None of the cultures on rabbit blood agar (12) of fragments from the 22 vegetative valves yielded Bartonella isolates. The 2 PCR-positive cows had high IFA titers (5,120 and 640 for B. bovis antigen), whereas the 20 PCR-negative cows had low or negative titers (Table)

This is the first description, to our knowledge, of endocarditis associated with Bartonella in cattle. PCR amplification of the gltA gene, used for identification of Bartonella infection, gave an identity of 100% with the previously reported B. bovis gene sequence. The sequences of 4 additional genes (groEL, ribC, rpoB, and 16S rRNA) shared 99% identity with B. bovis genes. ITS amplification of 1 vegetative valve gave a fragment of ≈190 bp, which is the size expected for B. bovis (10). The lack of PCR amplification of the same genes from healthy-appearing valves indicated that the PCR amplification obtained with the vegetative valves was not the result of a B. bovis bacteremia. No definitive evidence exists that B. bovis had induced the primary lesion leading to the endocarditis. However, PCR amplification with universal primers for bacterial 16S rRNA allowed us to identify only Bartonella sequence in the damaged valves without apparent contamination with DNA from other bacteria.

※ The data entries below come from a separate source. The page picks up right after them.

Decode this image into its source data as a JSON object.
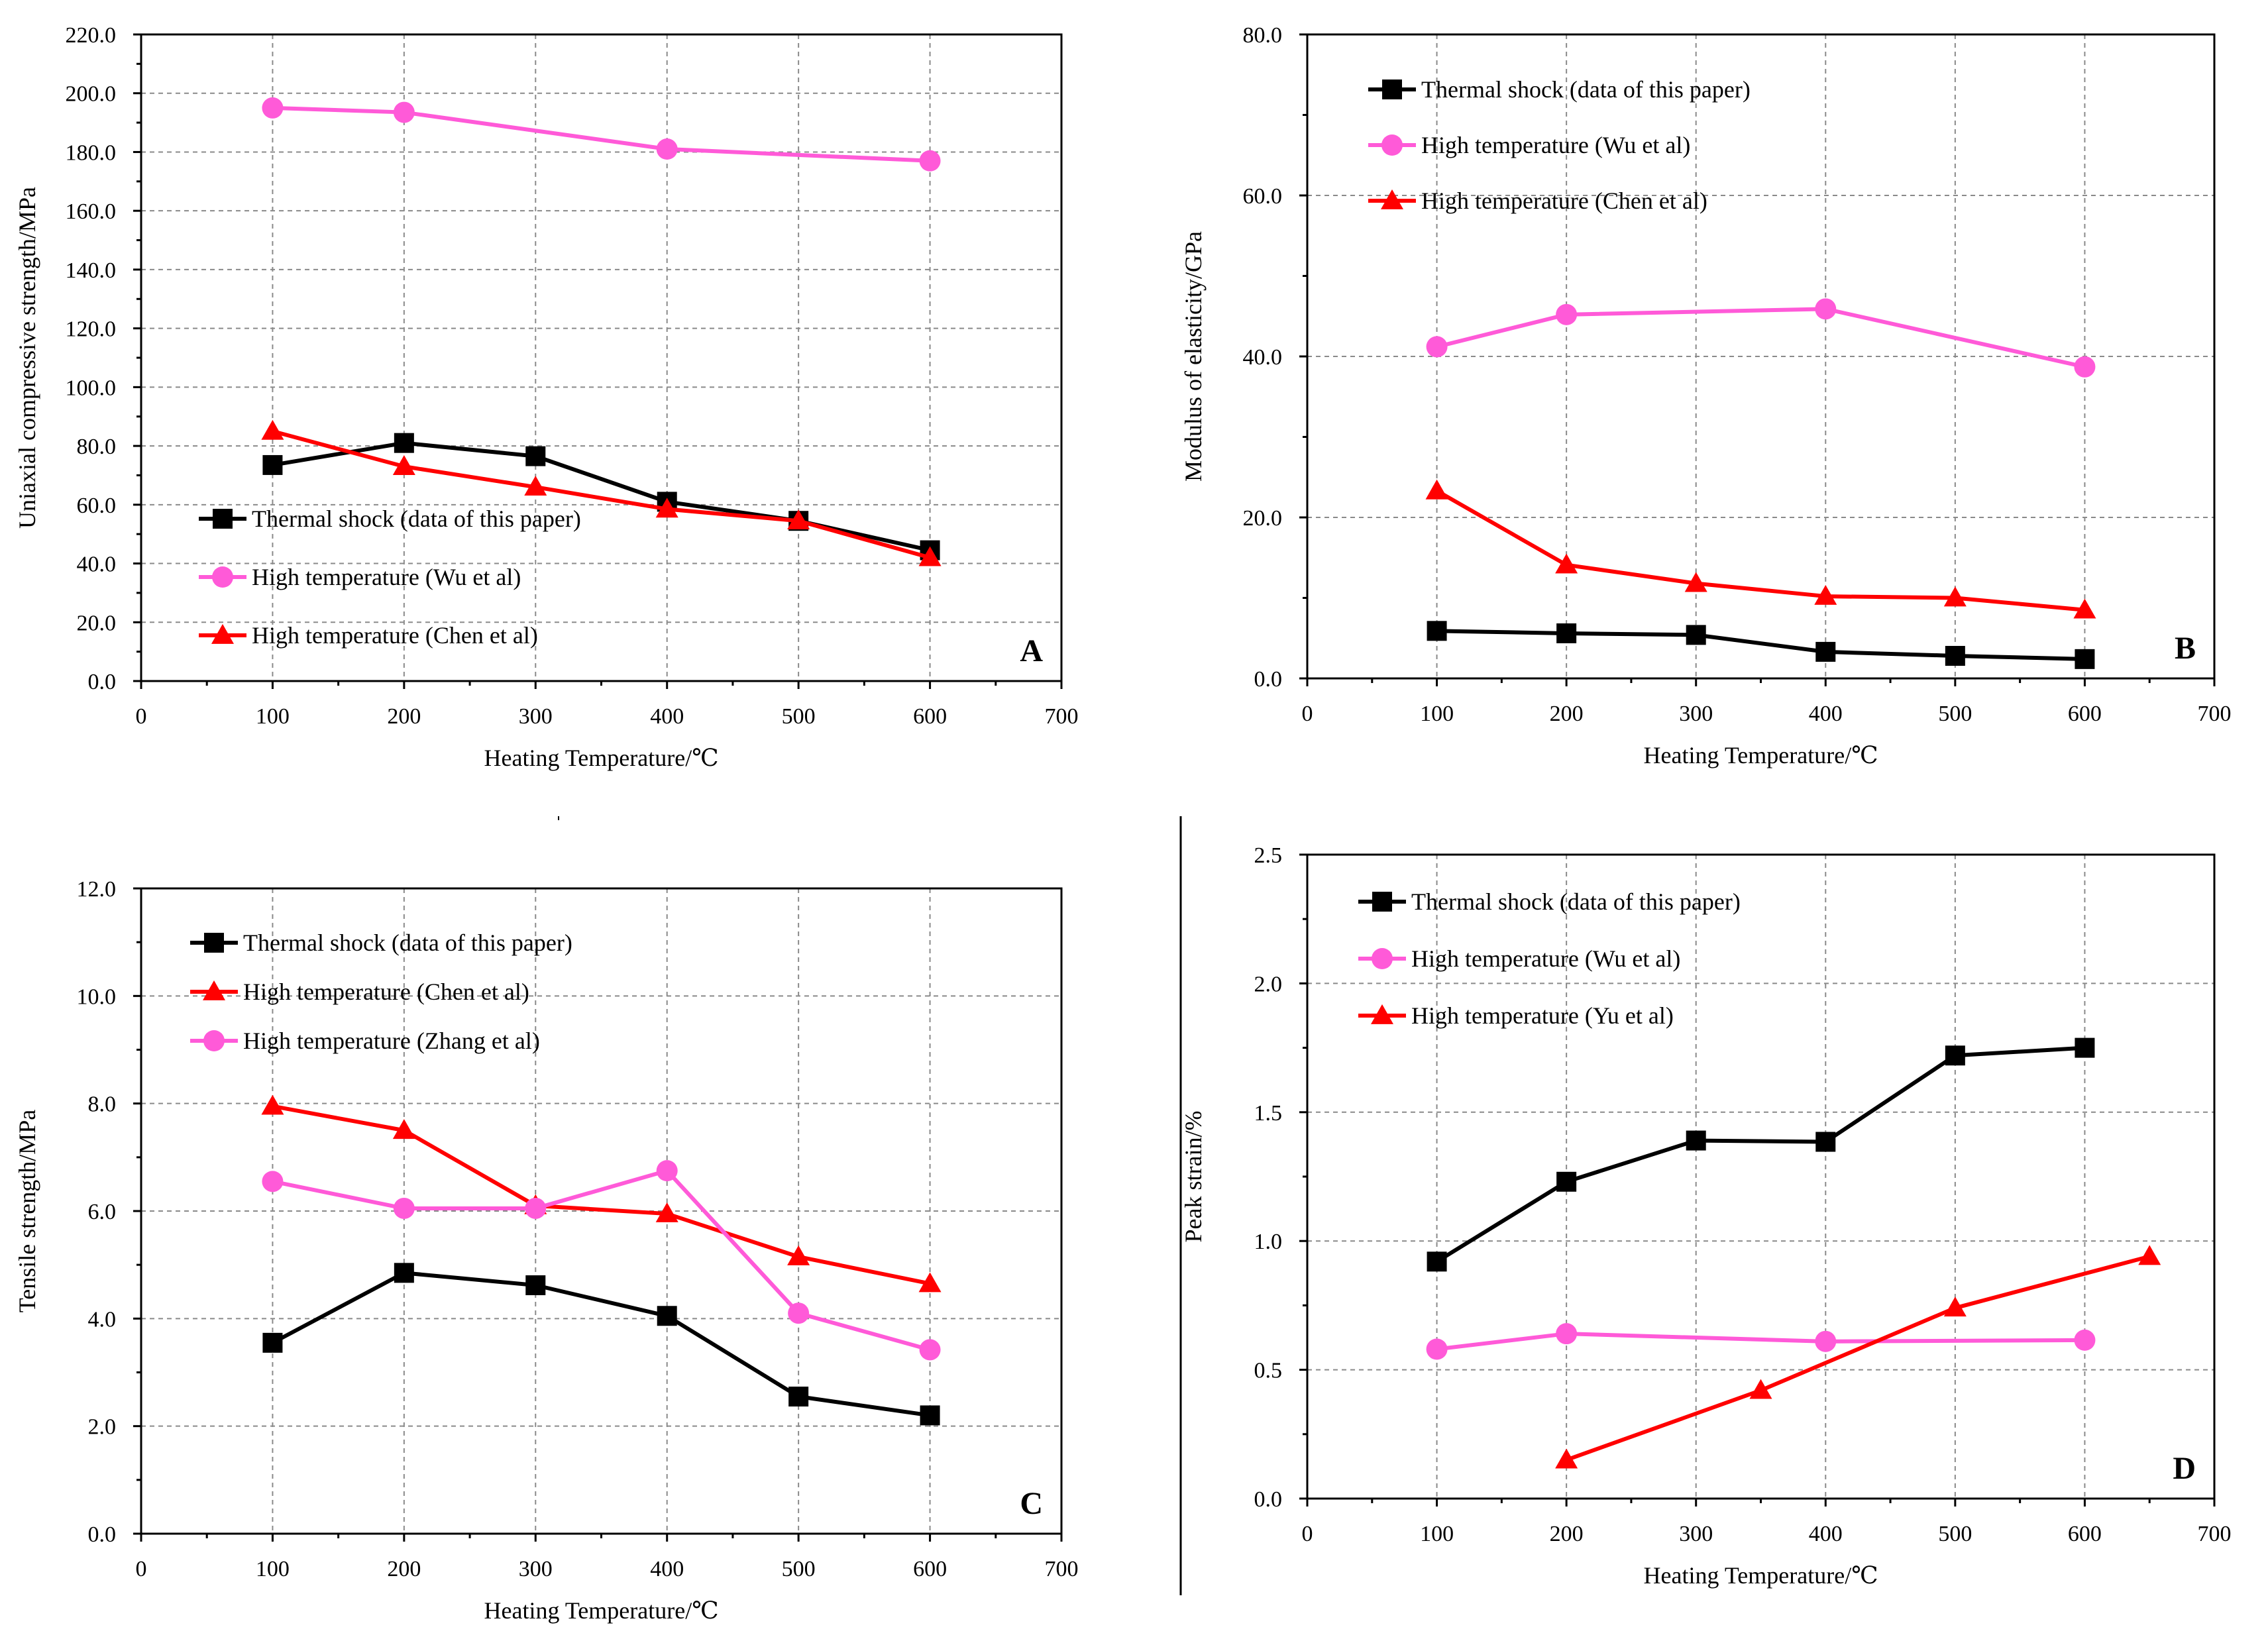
{
  "colors": {
    "black_series": "#000000",
    "pink_series": "#ff5ad8",
    "red_series": "#ff0000"
  },
  "chart_data": [
    {
      "panel": "A",
      "type": "line",
      "xlabel": "Heating Temperature/℃",
      "ylabel": "Uniaxial compressive strength/MPa",
      "xlim": [
        0,
        700
      ],
      "ylim": [
        0,
        220
      ],
      "x_ticks": [
        "0",
        "100",
        "200",
        "300",
        "400",
        "500",
        "600",
        "700"
      ],
      "y_ticks": [
        "0.0",
        "20.0",
        "40.0",
        "60.0",
        "80.0",
        "100.0",
        "120.0",
        "140.0",
        "160.0",
        "180.0",
        "200.0",
        "220.0"
      ],
      "legend_position": "lower-left",
      "series": [
        {
          "name": "Thermal shock (data of this paper)",
          "marker": "square",
          "color": "#000000",
          "x": [
            100,
            200,
            300,
            400,
            500,
            600
          ],
          "y": [
            73.5,
            81,
            76.5,
            61,
            54.5,
            44.5
          ]
        },
        {
          "name": "High temperature (Wu et al)",
          "marker": "circle",
          "color": "#ff5ad8",
          "x": [
            100,
            200,
            400,
            600
          ],
          "y": [
            195,
            193.5,
            181,
            177
          ]
        },
        {
          "name": "High temperature (Chen et al)",
          "marker": "triangle",
          "color": "#ff0000",
          "x": [
            100,
            200,
            300,
            400,
            500,
            600
          ],
          "y": [
            85,
            73,
            66,
            58.5,
            54.5,
            42
          ]
        }
      ]
    },
    {
      "panel": "B",
      "type": "line",
      "xlabel": "Heating Temperature/℃",
      "ylabel": "Modulus of elasticity/GPa",
      "xlim": [
        0,
        700
      ],
      "ylim": [
        0,
        80
      ],
      "x_ticks": [
        "0",
        "100",
        "200",
        "300",
        "400",
        "500",
        "600",
        "700"
      ],
      "y_ticks": [
        "0.0",
        "20.0",
        "40.0",
        "60.0",
        "80.0"
      ],
      "legend_position": "top-left",
      "series": [
        {
          "name": "Thermal shock (data of this paper)",
          "marker": "square",
          "color": "#000000",
          "x": [
            100,
            200,
            300,
            400,
            500,
            600
          ],
          "y": [
            5.9,
            5.6,
            5.4,
            3.3,
            2.8,
            2.4
          ]
        },
        {
          "name": "High temperature (Wu et al)",
          "marker": "circle",
          "color": "#ff5ad8",
          "x": [
            100,
            200,
            400,
            600
          ],
          "y": [
            41.2,
            45.2,
            45.9,
            38.7
          ]
        },
        {
          "name": "High temperature (Chen et al)",
          "marker": "triangle",
          "color": "#ff0000",
          "x": [
            100,
            200,
            300,
            400,
            500,
            600
          ],
          "y": [
            23.3,
            14.1,
            11.8,
            10.2,
            10.0,
            8.5
          ]
        }
      ]
    },
    {
      "panel": "C",
      "type": "line",
      "xlabel": "Heating Temperature/℃",
      "ylabel": "Tensile strength/MPa",
      "xlim": [
        0,
        700
      ],
      "ylim": [
        0,
        12
      ],
      "x_ticks": [
        "0",
        "100",
        "200",
        "300",
        "400",
        "500",
        "600",
        "700"
      ],
      "y_ticks": [
        "0.0",
        "2.0",
        "4.0",
        "6.0",
        "8.0",
        "10.0",
        "12.0"
      ],
      "legend_position": "top-left",
      "series": [
        {
          "name": "Thermal shock (data of this paper)",
          "marker": "square",
          "color": "#000000",
          "x": [
            100,
            200,
            300,
            400,
            500,
            600
          ],
          "y": [
            3.55,
            4.85,
            4.62,
            4.05,
            2.55,
            2.2
          ]
        },
        {
          "name": "High temperature (Chen et al)",
          "marker": "triangle",
          "color": "#ff0000",
          "x": [
            100,
            200,
            300,
            400,
            500,
            600
          ],
          "y": [
            7.95,
            7.5,
            6.1,
            5.95,
            5.15,
            4.65
          ]
        },
        {
          "name": "High temperature (Zhang et al)",
          "marker": "circle",
          "color": "#ff5ad8",
          "x": [
            100,
            200,
            300,
            400,
            500,
            600
          ],
          "y": [
            6.55,
            6.05,
            6.05,
            6.75,
            4.1,
            3.42
          ]
        }
      ]
    },
    {
      "panel": "D",
      "type": "line",
      "xlabel": "Heating Temperature/℃",
      "ylabel": "Peak strain/%",
      "xlim": [
        0,
        700
      ],
      "ylim": [
        0,
        2.5
      ],
      "x_ticks": [
        "0",
        "100",
        "200",
        "300",
        "400",
        "500",
        "600",
        "700"
      ],
      "y_ticks": [
        "0.0",
        "0.5",
        "1.0",
        "1.5",
        "2.0",
        "2.5"
      ],
      "legend_position": "top-left",
      "series": [
        {
          "name": "Thermal shock (data of this paper)",
          "marker": "square",
          "color": "#000000",
          "x": [
            100,
            200,
            300,
            400,
            500,
            600
          ],
          "y": [
            0.92,
            1.23,
            1.39,
            1.385,
            1.72,
            1.75
          ]
        },
        {
          "name": "High temperature (Wu et al)",
          "marker": "circle",
          "color": "#ff5ad8",
          "x": [
            100,
            200,
            400,
            600
          ],
          "y": [
            0.58,
            0.64,
            0.61,
            0.615
          ]
        },
        {
          "name": "High temperature (Yu et al)",
          "marker": "triangle",
          "color": "#ff0000",
          "x": [
            200,
            350,
            500,
            650
          ],
          "y": [
            0.15,
            0.42,
            0.74,
            0.94
          ]
        }
      ]
    }
  ]
}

Moreover, the high IFA antibody titer against B. bovis antigen and the low antibody titers of the PCR-negative endocarditis cases reinforced the likely role of B. bovis as the causative agent of these 2 bovine endocarditis cases. High antibody titers are commonly observed in human and canine cases of Bartonella endocarditis. In fact, high antibody titers are considered a major diagnostic criterion for Bartonella endocarditis in humans (3). Finally, the 2 B. bovis–infected vegetative valves were aortic and mitral valves, which are the most frequently involved valves in human and canine Bartonella endocarditis cases (5,13,14).

Two (9.1%) of the 22 endocarditis cases were Bartonella DNA positive. This percentage is within the range of 3% reported for human cases of endocarditis (14) and 19% (5) to 28% (13) reported for dogs. The 2 cases occurred in the oldest animals (Table), which suggests that B. bovis endocarditis could develop in geriatric cows, following chronic bacteremia in an overtly healthy animal. Nearly 30% of cattle >7 years of age are reportedly Bartonella bacteremic (12).

Cattle are the main reservoir for B. bovis, and diseases attributed to infection with this Bartonella species in cows are scarce (12). Nevertheless, these 2 cases demonstrated that B. bovis is a potential bovine pathogen and that B. bovis can induce endocarditis in the animal reservoir host, as previously shown for B. quintana, B. henselae, and B. vinsonii subsp. berkhoffii in humans, cats, and dogs, respectively (6,14,15). This study confirms that B. bovis can cause endocarditis in cows like B. henselae and B quintana in their respective feline and human reservoirs.